ÖVP-Parteitag: Der Reiz des Simplen
Der 39. ordentliche Bundesparteitag der ÖVP (Motto: „Mit neuer Kraft“) vergangenen Samstag in St. Pölten war ein Hochamt für Sebastian Kurz. Die 537 Delegierten huldigten ihrem Idol und wählten ihn mit 99,4 Prozent erneut zum Parteiobmann. Intellektuell war die Veranstaltung eher anspruchslos. Wortmeldungen oder gar Diskussionen sah die Tagesordnung nicht vor. Das Wahlergebnis wurde praktischerweise nicht in der Veranstaltungshalle, sondern in einem Festzelt daneben bekannt gegeben. Das Bier zum Anstoßen war damit in Griffweite. Auch die halbstündige Rede des Bundesparteiobmanns hatte sich ins Bild gefügt: ein paar Witzchen, Ankündigungen für die Herbstarbeit, Appelle an die Parteifreunde: „Wir werden allen Gegenwind aushalten.“
Vier Jahre zuvor, beim Parteitag in Linz, war Kurz als strahlender Retter der Volkspartei aufgetreten. Die jugendliche Frische ist mittlerweile verflogen, groß waren die Belastungen der vergangenen vier Jahre: zwei Neuwahlen, der Ibiza-Skandal, die Abwahl als Bundeskanzler durch einen Misstrauensantrag im Parlament, das türkis-grüne Experiment und vor allem: Corona. Im Ibiza-U-Ausschuss wurde der Charakter des Kanzlers in Frage gestellt. Peinlich-pubertäre Chats zeigten, dass Kurz eher nicht für einen „neuen Stil“, sondern für alte Günstlingswirtschaft steht. Zudem soll er im U-Ausschuss als Zeuge die Unwahrheit gesagt haben, die Korruptionsstaatsanwaltschaft ermittelt.

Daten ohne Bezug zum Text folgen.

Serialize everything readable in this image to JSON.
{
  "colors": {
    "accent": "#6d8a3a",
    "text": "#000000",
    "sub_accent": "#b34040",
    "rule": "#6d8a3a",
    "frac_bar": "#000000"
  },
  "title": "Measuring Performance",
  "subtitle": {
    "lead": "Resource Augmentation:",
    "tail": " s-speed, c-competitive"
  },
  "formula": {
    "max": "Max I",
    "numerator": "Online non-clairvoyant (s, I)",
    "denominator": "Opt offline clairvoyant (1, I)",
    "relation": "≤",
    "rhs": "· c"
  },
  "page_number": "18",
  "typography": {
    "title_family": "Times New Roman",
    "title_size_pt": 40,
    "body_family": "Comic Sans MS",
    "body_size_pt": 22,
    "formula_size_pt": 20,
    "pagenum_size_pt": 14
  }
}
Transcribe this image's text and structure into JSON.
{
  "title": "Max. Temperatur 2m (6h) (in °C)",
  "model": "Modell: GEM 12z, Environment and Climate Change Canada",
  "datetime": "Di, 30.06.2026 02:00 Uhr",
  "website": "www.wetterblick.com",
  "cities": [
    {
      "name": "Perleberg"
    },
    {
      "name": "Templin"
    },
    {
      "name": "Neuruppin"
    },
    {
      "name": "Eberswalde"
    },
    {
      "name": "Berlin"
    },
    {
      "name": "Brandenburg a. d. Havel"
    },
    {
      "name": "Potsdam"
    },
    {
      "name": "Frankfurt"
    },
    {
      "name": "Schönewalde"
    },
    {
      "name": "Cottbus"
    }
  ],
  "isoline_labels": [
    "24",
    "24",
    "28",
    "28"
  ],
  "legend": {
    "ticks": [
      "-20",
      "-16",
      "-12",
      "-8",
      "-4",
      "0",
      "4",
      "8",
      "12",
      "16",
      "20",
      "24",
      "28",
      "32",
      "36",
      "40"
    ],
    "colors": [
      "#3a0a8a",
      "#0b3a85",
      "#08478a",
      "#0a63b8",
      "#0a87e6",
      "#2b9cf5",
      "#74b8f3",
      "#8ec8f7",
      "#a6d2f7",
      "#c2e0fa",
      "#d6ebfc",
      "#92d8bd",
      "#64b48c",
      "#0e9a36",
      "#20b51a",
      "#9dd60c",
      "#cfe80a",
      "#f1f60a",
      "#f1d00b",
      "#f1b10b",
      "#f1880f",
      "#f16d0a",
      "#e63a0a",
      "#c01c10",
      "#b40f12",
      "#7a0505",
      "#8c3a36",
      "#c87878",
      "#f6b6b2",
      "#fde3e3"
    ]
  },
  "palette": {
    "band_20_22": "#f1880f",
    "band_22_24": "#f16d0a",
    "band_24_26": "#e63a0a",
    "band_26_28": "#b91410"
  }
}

Mag Kurz auch angeschlagen sein, die ÖVP steht hinter ihm. Sein Amt als Regierungschef verleiht ihm innerparteiliche Autorität. Auch am geschlossenen Auftreten – wie am Parteitag demonstriert – mag es liegen, dass die ÖVP trotz aller Probleme in der aktuellen profil-Umfrage auf stabile 35 Prozent kommt. In der fiktiven Kanzler-Wahl liegt Kurz weit vor den anderen Parteichefs. Der ÖVP-Obmann hat also jeden Grund, auch weiterhin seine Erfolgsformel anzuwenden: hemmungslose Vereinfachung.

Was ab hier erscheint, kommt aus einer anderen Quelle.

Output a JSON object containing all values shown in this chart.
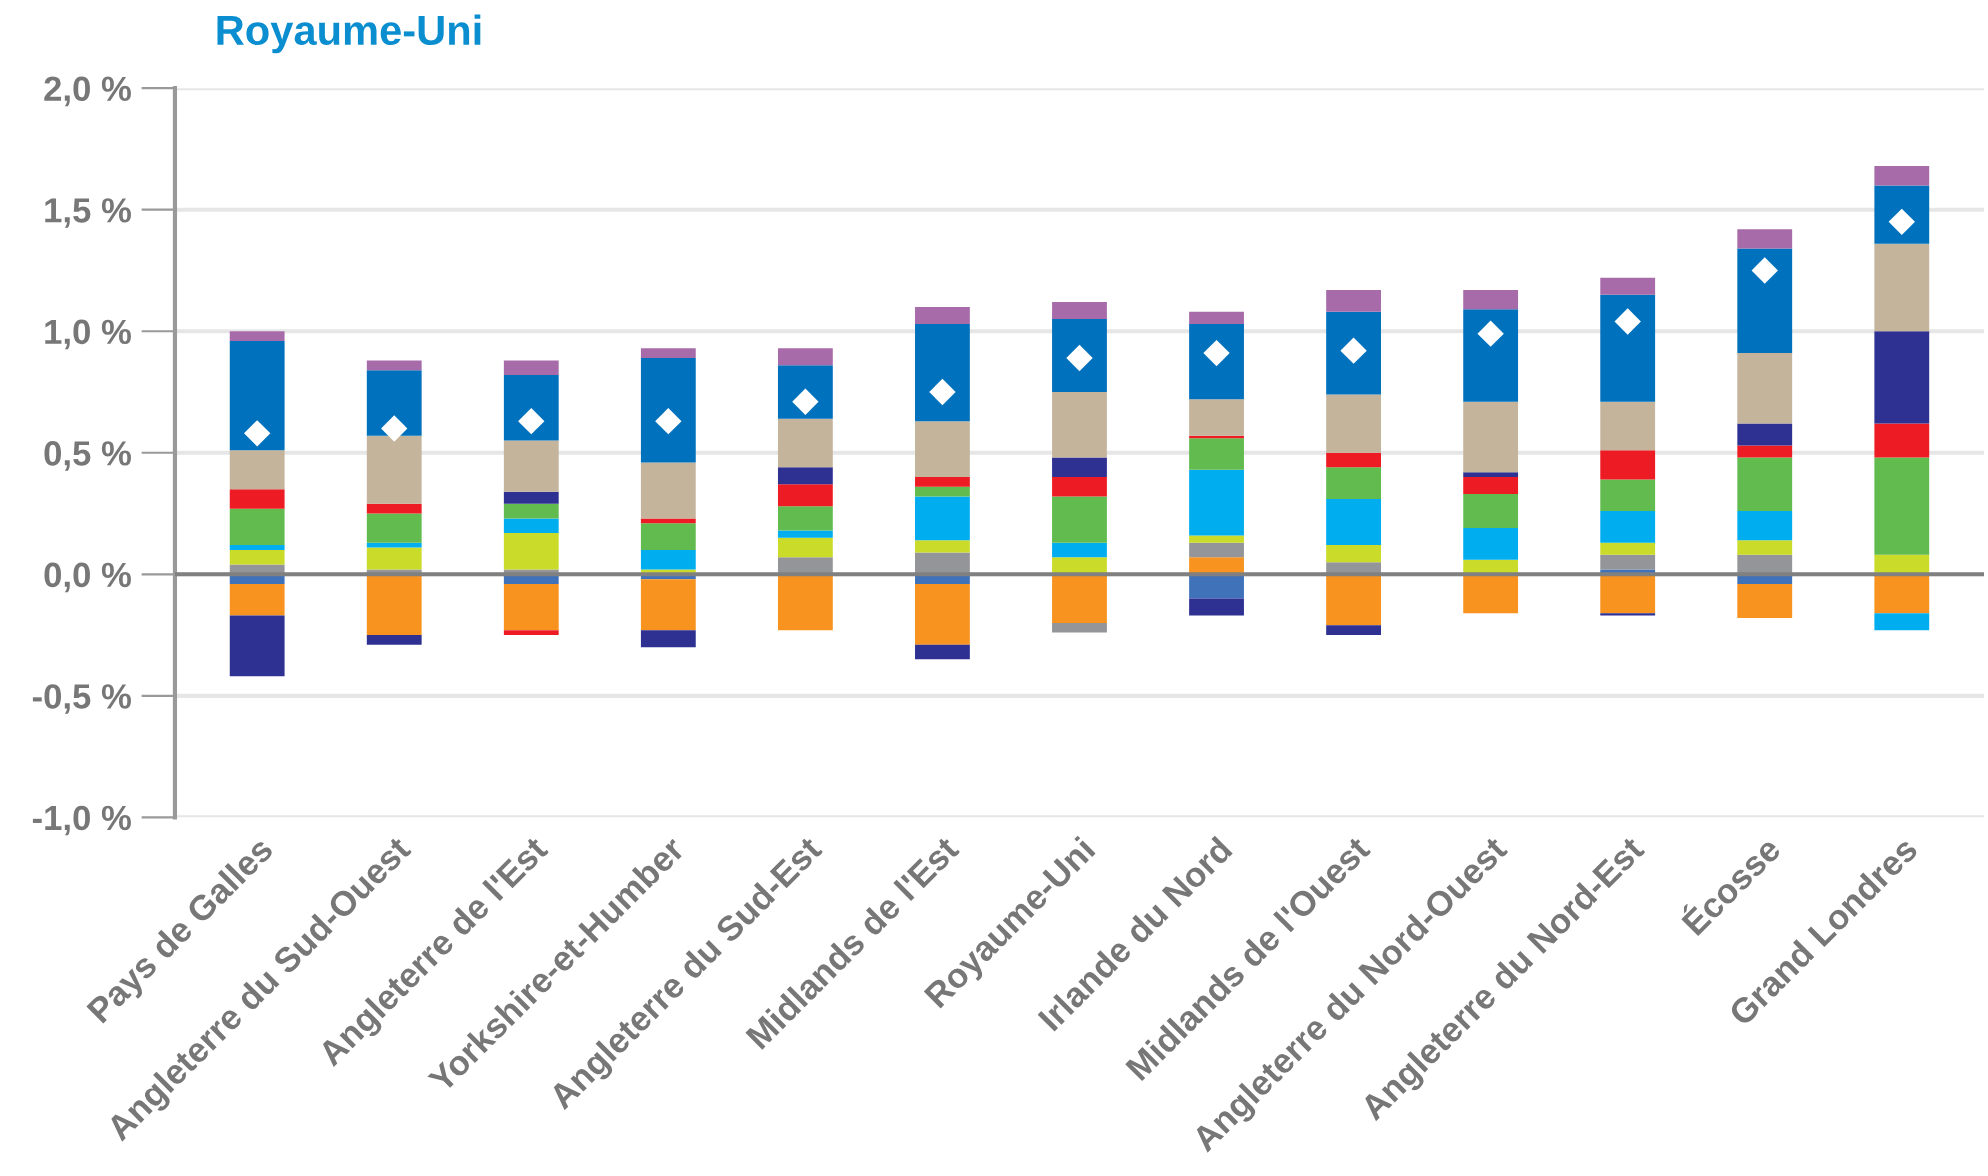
{
  "chart_data": {
    "type": "bar",
    "stacked": true,
    "title": "Royaume-Uni",
    "categories": [
      "Pays de Galles",
      "Angleterre du Sud-Ouest",
      "Angleterre de l'Est",
      "Yorkshire-et-Humber",
      "Angleterre du Sud-Est",
      "Midlands de l'Est",
      "Royaume-Uni",
      "Irlande du Nord",
      "Midlands de l'Ouest",
      "Angleterre du Nord-Ouest",
      "Angleterre du Nord-Est",
      "Écosse",
      "Grand Londres"
    ],
    "series": [
      {
        "color": "#3f72b9",
        "values": [
          -0.04,
          0,
          -0.04,
          -0.02,
          0,
          -0.04,
          0,
          -0.1,
          0,
          0,
          0.02,
          -0.04,
          0
        ]
      },
      {
        "color": "#f7931e",
        "values": [
          -0.13,
          -0.25,
          -0.19,
          -0.21,
          -0.23,
          -0.25,
          -0.2,
          0.07,
          -0.21,
          -0.16,
          -0.16,
          -0.14,
          -0.16
        ]
      },
      {
        "color": "#939598",
        "values": [
          0.04,
          0.02,
          0.02,
          null,
          0.07,
          0.09,
          -0.04,
          0.06,
          0.05,
          0,
          0.06,
          0.08,
          0
        ]
      },
      {
        "color": "#cbdb2a",
        "values": [
          0.06,
          0.09,
          0.15,
          0.02,
          0.08,
          0.05,
          0.07,
          0.03,
          0.07,
          0.06,
          0.05,
          0.06,
          0.08
        ]
      },
      {
        "color": "#00aeef",
        "values": [
          0.02,
          0.02,
          0.06,
          0.08,
          0.03,
          0.18,
          0.06,
          0.27,
          0.19,
          0.13,
          0.13,
          0.12,
          -0.07
        ]
      },
      {
        "color": "#62bb4e",
        "values": [
          0.15,
          0.12,
          0.06,
          0.11,
          0.1,
          0.04,
          0.19,
          0.13,
          0.13,
          0.14,
          0.13,
          0.22,
          0.4
        ]
      },
      {
        "color": "#ed1c24",
        "values": [
          0.08,
          0.04,
          -0.02,
          0.02,
          0.09,
          0.04,
          0.08,
          0.01,
          0.06,
          0.07,
          0.12,
          0.05,
          0.14
        ]
      },
      {
        "color": "#2e3192",
        "values": [
          -0.25,
          -0.04,
          0.05,
          -0.07,
          0.07,
          -0.06,
          0.08,
          -0.07,
          -0.04,
          0.02,
          -0.01,
          0.09,
          0.38
        ]
      },
      {
        "color": "#c4b49c",
        "values": [
          0.16,
          0.28,
          0.21,
          0.23,
          0.2,
          0.23,
          0.27,
          0.15,
          0.24,
          0.29,
          0.2,
          0.29,
          0.36
        ]
      },
      {
        "color": "#0071bc",
        "values": [
          0.45,
          0.27,
          0.27,
          0.43,
          0.22,
          0.4,
          0.3,
          0.31,
          0.34,
          0.38,
          0.44,
          0.43,
          0.24
        ]
      },
      {
        "color": "#a76ba9",
        "values": [
          0.04,
          0.04,
          0.06,
          0.04,
          0.07,
          0.07,
          0.07,
          0.05,
          0.09,
          0.08,
          0.07,
          0.08,
          0.08
        ]
      },
      {
        "type": "scatter",
        "marker": "diamond",
        "color": "#ffffff",
        "x": [
          "Pays de Galles",
          "Angleterre du Sud-Ouest",
          "Angleterre de l'Est",
          "Yorkshire-et-Humber",
          "Angleterre du Sud-Est",
          "Midlands de l'Est",
          "Royaume-Uni",
          "Irlande du Nord",
          "Midlands de l'Ouest",
          "Angleterre du Nord-Ouest",
          "Angleterre du Nord-Est",
          "Écosse",
          "Grand Londres"
        ],
        "values": [
          0.58,
          0.6,
          0.63,
          0.63,
          0.71,
          0.75,
          0.89,
          0.91,
          0.92,
          0.99,
          1.04,
          1.25,
          1.45
        ]
      }
    ],
    "ylim": [
      -1.0,
      2.0
    ],
    "yticks": [
      {
        "value": -1.0,
        "label": "-1,0 %"
      },
      {
        "value": -0.5,
        "label": "-0,5 %"
      },
      {
        "value": 0,
        "label": "0,0 %"
      },
      {
        "value": 0.5,
        "label": "0,5 %"
      },
      {
        "value": 1.0,
        "label": "1,0 %"
      },
      {
        "value": 1.5,
        "label": "1,5 %"
      },
      {
        "value": 2.0,
        "label": "2,0 %"
      }
    ],
    "grid": "y",
    "legend": false
  }
}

Die Kunst der Simplifizierung zeigte Kurz bereits im Außenministeramt, als er selbstbewusst verbreitete, „die Balkanroute“ für Flüchtlinge gleichsam im Alleingang „geschlossen zu haben“. Zum einen gab es nicht die eine Route, zum zweiten kamen über die „geschlossene“ Route weiter Flüchtlinge ins Land und zum dritten war die Schließung der Grenzen ein Gemeinschaftsprojekt mehrerer Staaten.

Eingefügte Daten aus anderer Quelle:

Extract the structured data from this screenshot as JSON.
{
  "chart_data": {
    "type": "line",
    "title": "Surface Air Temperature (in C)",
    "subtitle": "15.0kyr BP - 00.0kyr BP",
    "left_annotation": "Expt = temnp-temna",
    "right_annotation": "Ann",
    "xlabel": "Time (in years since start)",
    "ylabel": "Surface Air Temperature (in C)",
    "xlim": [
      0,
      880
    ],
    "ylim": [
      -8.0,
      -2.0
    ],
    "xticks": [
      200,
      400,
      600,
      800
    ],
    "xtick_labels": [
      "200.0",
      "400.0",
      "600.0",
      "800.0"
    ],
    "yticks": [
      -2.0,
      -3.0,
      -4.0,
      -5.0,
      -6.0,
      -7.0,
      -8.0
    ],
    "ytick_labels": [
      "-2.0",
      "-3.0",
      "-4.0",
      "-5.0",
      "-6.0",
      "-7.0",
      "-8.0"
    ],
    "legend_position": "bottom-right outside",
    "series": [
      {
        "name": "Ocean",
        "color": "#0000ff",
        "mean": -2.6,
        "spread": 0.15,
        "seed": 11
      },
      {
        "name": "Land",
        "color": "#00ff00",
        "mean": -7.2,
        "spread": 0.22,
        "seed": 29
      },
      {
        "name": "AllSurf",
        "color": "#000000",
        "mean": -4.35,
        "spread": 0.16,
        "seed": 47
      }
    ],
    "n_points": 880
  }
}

Das Themenfeld „Flüchtlinge, Asyl, Migration“ verträgt aus türkiser Sicht seit jeher unterkomplexe Darstellungen. Auch dieser Tage präsentieren Kurz und Innenminister Karl Nehammer einfache Lösungen: Damit Österreich weiterhin vorbestrafte Afghanen abschieben könne, sollten in den Nachbarländern Afghanistans Abschiebezentren eingerichtet werden. Rückmeldungen aus Usbekistan, Tadschikistan oder Turkmenistan gibt es dazu noch keine.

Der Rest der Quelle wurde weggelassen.